In an ominous sign of things to come, Vicki Reggie Kennedy, Sen. Kennedy's widow, made many of the same arguments that were used in support of No Child Left Behind in her Washington Post op-ed promoting passage of the current health care bill.
It's a moving piece of writing -- and nobody doubts her late husband's heartfelt dedication to health care reform. But nobody doubted his dedication to education reform, either.
(In fact, stopping to think about it, isn't today's "health care reform" much like what the Republicans wanted to do with Social Security?)
Edit: You can tell some of the defenders are embattled because, to put it bluntly, they sound like assholes:
I'm sorry, but debating the kill-billers on the policy merits of their position has become a bit like debating the global warming denialists. The denalists operate by picking and choosing which evidence they cite and what arguments they respond to. Sometimes, they raise fairly good points or expose legitimately sloppy work on behalf of "consensus" scientists. Sometimes, they are being contrarian for contrarianism's sake. And sometimes, they're just throwing a bunch of sh*t at the wall and seeing what sticks, hoping that the underlying truth or lack thereof is lost in the fog of debate.See? Asshole. Even making this comparison is the proverbial "dick move" and makes it that much less likely that critics will me mollified.
But, hey, Nate? You're the one who resembles the climate change denialists.
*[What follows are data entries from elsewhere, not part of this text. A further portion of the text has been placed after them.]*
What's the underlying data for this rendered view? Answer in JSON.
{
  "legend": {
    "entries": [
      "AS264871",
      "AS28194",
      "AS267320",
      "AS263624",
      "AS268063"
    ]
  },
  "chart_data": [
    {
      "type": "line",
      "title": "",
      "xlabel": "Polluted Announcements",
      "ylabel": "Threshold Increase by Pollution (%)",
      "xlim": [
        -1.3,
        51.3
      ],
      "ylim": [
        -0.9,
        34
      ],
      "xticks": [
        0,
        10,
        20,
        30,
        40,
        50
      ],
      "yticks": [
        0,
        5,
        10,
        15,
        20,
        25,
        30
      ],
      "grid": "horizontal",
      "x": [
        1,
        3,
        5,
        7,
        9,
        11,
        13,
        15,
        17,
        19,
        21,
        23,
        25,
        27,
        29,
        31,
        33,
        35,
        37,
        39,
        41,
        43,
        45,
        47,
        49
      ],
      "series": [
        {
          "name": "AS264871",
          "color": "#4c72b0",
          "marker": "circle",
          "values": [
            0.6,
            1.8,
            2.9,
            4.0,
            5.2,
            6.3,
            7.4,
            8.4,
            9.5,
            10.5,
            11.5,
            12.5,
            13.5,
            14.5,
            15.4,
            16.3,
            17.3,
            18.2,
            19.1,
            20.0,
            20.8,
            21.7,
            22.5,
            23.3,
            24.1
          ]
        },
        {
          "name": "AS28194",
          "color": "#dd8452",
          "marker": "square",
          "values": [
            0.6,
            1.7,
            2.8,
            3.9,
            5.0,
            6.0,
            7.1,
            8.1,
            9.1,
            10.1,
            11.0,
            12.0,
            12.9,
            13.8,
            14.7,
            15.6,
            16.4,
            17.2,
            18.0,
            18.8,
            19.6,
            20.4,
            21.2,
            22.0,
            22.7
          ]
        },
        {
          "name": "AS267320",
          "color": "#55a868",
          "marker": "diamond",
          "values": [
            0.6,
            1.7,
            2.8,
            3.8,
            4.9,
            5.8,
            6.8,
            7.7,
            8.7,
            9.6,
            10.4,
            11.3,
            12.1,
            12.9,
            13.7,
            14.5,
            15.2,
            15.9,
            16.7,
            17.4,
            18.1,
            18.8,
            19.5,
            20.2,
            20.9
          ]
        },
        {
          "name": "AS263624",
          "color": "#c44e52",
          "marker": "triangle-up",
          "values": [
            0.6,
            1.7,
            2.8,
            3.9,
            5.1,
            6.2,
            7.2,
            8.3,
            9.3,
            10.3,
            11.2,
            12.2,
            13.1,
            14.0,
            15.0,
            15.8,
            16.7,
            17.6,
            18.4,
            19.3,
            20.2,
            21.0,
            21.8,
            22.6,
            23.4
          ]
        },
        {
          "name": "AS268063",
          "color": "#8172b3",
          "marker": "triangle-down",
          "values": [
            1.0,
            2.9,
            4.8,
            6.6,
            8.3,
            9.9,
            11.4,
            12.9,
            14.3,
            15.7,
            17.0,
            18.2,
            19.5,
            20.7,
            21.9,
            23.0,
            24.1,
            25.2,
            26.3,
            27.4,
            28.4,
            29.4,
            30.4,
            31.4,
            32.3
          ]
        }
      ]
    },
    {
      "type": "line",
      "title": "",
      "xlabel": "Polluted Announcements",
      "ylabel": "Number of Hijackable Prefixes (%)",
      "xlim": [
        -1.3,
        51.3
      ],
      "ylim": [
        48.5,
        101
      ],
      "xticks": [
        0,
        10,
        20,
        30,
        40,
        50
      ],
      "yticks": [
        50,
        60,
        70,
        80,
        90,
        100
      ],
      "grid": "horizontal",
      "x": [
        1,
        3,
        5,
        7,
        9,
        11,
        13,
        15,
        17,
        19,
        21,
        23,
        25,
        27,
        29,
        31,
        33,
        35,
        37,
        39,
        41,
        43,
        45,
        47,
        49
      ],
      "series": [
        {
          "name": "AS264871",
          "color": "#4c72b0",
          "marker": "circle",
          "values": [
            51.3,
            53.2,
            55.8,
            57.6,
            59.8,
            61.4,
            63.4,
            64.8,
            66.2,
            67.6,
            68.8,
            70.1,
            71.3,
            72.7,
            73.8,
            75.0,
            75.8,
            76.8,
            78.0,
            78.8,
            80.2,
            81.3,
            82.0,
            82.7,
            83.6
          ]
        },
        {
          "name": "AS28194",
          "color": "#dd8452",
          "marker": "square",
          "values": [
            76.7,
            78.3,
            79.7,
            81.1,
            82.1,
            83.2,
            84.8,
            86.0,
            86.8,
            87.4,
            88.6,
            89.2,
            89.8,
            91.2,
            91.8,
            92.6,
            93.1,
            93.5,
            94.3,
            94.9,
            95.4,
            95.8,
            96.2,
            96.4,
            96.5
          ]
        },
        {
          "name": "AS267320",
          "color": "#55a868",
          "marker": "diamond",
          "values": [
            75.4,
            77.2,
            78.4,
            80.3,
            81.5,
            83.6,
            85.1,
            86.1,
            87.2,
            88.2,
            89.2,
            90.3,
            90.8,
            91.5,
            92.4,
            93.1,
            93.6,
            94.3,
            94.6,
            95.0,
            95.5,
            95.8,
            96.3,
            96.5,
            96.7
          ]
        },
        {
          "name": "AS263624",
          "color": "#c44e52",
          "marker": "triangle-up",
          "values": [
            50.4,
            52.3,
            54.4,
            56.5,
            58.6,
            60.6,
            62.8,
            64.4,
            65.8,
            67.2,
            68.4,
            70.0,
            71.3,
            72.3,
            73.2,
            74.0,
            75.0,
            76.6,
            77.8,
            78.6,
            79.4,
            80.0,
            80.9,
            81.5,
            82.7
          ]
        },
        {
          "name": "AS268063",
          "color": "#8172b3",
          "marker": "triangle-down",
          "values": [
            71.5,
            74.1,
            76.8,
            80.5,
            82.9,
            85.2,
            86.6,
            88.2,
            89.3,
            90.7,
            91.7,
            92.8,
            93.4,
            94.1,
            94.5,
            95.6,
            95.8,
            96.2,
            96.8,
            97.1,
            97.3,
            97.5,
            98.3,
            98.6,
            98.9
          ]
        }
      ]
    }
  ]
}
Most of the denialists are saying what they're saying because they have a strong financial and economic reason to do so. Either they prosper from from the status quo, or don't want to pay the costs of the lifestyle changes. Some are honest contrarians, but not many.
It is your crowd that has the financial incentives here, Nate. Not the HCR critics. Remember, if if HCR fails, the Dems take it on the chin, and so does everybody in the outer Demosphere. That includes "progressive journalists" like Matt and Ezra and the TNR crew.
And, yes, it also includes Dem-aligned jumped-up baseball statisticians masquerading as policy wonks. Ones who also argued until they were blue in the face that Ahmedinejad won legitimately...eyewitness accounts of fraud notwithstanding.
(Or did you think we had forgotten about that?)
The piece actually got worse as time went on, casting all manner of aspersions on a legitimate health care expert, Jon Walker. Walker turned around and handed Nate his own hams.